The goal of course is to avoid a Crowdstrike-like situation on my Ubuntu machines.
edit: For example. An updated openssh-server comes out. One fifth of the machines updates that day, another fifth updates the next day, and the rest updates 3 days later.
Maybe you could switch to an image based distro which is easy to roll back and won't boot into a broken image.
Which distro is image based and have the staggered rollout feature I'm after?
You don't need the staggered rollout since it won't boot into a broken image and you can boot easily into an old one if you don't like the new one. E.g. fedora atomic.
I'm not up to date with vanilla os for the debian world if it is on par with fedora.
I am not worried about upgrades so bad that they literally don't boot. I am worried about all the possible problems that might break my service.
You also roll back package versions.

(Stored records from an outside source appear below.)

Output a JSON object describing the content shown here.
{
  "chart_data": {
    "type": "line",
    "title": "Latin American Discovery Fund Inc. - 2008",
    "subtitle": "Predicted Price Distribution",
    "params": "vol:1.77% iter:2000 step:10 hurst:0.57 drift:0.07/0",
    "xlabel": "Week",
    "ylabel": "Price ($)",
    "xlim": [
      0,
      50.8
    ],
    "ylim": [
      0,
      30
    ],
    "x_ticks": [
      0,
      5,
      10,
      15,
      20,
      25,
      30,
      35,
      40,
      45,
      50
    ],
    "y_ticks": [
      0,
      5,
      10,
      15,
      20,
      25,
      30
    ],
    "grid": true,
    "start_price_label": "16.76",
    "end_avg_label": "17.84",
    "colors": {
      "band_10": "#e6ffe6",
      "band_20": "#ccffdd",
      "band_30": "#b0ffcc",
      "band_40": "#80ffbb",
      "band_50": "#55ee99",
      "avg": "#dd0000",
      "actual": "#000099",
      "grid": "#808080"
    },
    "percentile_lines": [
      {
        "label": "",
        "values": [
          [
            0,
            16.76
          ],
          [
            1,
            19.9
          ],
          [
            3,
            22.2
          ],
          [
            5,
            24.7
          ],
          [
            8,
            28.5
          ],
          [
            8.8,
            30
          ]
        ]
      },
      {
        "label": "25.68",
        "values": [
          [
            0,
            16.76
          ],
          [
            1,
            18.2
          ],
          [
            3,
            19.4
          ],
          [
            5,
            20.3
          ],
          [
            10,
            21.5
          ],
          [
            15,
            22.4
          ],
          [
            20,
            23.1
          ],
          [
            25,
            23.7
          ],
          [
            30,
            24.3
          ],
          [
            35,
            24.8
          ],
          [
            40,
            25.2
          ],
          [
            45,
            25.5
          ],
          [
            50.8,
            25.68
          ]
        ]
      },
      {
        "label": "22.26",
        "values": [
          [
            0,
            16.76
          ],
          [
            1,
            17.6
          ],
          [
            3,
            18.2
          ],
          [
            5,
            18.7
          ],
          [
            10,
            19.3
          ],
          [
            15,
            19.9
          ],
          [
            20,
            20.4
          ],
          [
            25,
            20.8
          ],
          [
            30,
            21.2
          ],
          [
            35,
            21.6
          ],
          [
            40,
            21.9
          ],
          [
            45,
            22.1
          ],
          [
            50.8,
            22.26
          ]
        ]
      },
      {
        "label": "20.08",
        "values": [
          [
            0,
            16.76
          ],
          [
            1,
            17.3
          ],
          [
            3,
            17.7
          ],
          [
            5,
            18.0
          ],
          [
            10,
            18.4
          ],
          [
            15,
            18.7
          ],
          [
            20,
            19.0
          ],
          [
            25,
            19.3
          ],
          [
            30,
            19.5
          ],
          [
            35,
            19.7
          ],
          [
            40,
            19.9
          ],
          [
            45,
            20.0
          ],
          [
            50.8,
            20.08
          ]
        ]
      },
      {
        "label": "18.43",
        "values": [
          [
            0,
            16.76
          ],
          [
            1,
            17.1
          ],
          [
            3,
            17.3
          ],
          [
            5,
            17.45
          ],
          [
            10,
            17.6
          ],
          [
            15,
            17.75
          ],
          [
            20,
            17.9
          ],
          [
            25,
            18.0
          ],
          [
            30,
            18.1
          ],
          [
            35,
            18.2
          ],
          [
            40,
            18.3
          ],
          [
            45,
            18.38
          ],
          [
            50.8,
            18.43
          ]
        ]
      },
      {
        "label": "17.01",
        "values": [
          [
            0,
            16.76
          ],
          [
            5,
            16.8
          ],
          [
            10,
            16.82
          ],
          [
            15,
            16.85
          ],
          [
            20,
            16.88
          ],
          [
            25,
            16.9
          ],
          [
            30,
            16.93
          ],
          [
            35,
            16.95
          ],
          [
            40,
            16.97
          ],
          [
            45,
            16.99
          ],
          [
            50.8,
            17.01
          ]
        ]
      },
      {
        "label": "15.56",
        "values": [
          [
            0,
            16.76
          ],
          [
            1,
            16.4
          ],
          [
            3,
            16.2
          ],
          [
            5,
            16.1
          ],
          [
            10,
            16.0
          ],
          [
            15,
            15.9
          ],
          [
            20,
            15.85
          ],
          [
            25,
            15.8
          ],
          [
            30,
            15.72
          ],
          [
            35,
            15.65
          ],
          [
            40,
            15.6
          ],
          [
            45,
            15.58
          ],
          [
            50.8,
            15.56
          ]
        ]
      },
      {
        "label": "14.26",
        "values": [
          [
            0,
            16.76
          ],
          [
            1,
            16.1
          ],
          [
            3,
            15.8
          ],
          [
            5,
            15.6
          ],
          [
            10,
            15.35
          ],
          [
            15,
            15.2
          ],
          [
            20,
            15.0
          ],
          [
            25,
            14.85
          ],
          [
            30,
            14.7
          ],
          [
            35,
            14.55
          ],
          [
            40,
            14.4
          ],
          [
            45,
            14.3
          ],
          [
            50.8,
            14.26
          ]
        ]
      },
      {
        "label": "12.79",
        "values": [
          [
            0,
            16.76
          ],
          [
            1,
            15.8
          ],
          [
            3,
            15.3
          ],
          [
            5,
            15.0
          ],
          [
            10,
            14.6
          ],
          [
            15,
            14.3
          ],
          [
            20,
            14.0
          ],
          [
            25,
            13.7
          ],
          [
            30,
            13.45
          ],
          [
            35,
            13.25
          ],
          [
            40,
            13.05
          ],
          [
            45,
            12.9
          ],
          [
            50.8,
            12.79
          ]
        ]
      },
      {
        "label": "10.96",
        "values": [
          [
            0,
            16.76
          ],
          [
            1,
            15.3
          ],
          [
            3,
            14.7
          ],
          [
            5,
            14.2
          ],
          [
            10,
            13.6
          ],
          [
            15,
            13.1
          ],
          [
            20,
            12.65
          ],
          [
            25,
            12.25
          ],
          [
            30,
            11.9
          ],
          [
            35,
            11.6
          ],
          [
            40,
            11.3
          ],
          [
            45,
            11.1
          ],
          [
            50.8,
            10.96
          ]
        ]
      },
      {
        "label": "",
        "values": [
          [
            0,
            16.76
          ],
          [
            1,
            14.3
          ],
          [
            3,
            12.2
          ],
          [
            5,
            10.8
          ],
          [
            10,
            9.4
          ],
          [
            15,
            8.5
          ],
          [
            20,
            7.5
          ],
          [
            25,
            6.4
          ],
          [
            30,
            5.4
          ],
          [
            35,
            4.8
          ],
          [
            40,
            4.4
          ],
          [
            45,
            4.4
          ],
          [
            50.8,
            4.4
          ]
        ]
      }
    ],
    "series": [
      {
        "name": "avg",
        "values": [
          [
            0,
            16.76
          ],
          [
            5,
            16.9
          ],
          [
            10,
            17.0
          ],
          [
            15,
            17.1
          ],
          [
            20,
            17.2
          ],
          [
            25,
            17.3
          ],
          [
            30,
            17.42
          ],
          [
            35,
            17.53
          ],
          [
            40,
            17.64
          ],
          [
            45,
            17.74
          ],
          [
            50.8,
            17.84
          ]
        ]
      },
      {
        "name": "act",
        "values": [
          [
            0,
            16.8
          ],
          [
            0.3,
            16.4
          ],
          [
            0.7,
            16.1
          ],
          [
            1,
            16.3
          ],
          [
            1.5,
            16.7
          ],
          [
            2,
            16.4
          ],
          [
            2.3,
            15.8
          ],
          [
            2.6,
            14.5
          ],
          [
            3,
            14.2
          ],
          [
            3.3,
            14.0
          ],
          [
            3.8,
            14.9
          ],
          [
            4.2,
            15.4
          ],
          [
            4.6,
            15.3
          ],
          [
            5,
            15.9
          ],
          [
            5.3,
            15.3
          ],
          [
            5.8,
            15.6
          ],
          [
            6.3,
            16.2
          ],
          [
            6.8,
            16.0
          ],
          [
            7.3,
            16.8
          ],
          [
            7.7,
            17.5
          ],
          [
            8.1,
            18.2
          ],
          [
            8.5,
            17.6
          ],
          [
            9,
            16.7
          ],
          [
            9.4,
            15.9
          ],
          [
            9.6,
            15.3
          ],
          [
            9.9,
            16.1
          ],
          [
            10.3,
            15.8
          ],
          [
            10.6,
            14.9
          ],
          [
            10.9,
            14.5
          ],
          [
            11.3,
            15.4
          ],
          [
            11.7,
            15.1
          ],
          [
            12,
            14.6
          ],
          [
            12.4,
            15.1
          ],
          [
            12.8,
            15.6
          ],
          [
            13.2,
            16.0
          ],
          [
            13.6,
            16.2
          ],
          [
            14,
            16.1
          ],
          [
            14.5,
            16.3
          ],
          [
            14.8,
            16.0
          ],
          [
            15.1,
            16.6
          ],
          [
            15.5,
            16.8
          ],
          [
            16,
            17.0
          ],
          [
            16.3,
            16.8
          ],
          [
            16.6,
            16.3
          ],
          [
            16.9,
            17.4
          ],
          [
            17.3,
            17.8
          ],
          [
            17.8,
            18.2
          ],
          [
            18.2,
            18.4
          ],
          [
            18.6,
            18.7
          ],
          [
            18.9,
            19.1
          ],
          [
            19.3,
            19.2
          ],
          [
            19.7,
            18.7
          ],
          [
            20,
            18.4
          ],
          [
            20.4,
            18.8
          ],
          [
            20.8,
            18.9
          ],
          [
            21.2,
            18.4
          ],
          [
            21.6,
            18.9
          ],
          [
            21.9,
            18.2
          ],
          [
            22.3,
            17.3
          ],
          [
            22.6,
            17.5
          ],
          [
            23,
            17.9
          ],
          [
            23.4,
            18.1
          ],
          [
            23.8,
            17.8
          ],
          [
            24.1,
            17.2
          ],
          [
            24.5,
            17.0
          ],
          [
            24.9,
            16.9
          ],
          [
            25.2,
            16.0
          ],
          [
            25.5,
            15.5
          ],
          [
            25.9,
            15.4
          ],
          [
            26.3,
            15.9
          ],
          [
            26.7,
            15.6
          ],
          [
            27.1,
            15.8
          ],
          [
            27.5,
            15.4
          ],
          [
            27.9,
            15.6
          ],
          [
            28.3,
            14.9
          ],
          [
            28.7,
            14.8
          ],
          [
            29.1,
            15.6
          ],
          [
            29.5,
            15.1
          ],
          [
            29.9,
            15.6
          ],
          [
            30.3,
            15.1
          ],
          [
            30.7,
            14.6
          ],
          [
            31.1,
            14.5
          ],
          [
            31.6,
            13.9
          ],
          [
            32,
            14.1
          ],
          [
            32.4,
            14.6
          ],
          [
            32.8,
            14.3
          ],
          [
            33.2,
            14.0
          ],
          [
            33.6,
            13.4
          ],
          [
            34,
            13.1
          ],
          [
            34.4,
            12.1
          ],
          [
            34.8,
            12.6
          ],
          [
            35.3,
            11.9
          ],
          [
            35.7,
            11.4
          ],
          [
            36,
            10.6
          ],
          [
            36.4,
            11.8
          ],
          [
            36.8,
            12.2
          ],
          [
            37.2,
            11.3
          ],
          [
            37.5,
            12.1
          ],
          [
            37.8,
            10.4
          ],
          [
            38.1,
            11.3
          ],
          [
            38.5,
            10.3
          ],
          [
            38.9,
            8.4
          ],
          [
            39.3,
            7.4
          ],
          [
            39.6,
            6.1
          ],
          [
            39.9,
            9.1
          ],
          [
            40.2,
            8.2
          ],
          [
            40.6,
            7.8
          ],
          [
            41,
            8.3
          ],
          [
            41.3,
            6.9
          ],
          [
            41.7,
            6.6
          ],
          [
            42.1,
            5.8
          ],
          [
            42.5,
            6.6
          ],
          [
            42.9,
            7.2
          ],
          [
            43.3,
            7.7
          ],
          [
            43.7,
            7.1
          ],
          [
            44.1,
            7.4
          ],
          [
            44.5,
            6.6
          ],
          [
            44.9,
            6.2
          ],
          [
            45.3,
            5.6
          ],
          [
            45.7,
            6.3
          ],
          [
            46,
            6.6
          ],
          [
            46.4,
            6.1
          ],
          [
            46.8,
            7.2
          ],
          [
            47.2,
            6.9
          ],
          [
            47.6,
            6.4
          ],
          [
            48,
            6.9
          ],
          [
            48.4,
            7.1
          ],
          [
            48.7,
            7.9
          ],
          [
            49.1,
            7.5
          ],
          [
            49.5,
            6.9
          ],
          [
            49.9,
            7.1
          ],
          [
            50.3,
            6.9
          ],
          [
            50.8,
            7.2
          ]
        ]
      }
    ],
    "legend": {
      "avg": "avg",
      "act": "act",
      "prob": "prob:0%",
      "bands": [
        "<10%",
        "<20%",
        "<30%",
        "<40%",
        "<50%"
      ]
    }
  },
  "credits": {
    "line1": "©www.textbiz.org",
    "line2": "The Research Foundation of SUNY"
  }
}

I'm not sure what problems could arise.
I can roll back with APT too, my question is how to do the staggered rollout.
You have to reboot for an image update. Hence, you can update the computers at different times and days.
This doesn't seem to enhance my workflow at all. Seems I now would have to reboot, and I still need to find a separate tool to coordinate/stagger updates, like I do now. Or did I miss something?
If the os works always (atomic image based distro), and the docker container work, and both can roll back easily. What else could go wrong?
Don't overthink it :)
I am not sure what you are taking about. My question is about APT.
No, OP absolutely still need staggered rollout. Immutable distros are a blue-green deployment self-contained. Yet, all the instance can upgrade and switch all at once and break all of them. OP still need some rollout strategy externally to prevent the whole service being brought down.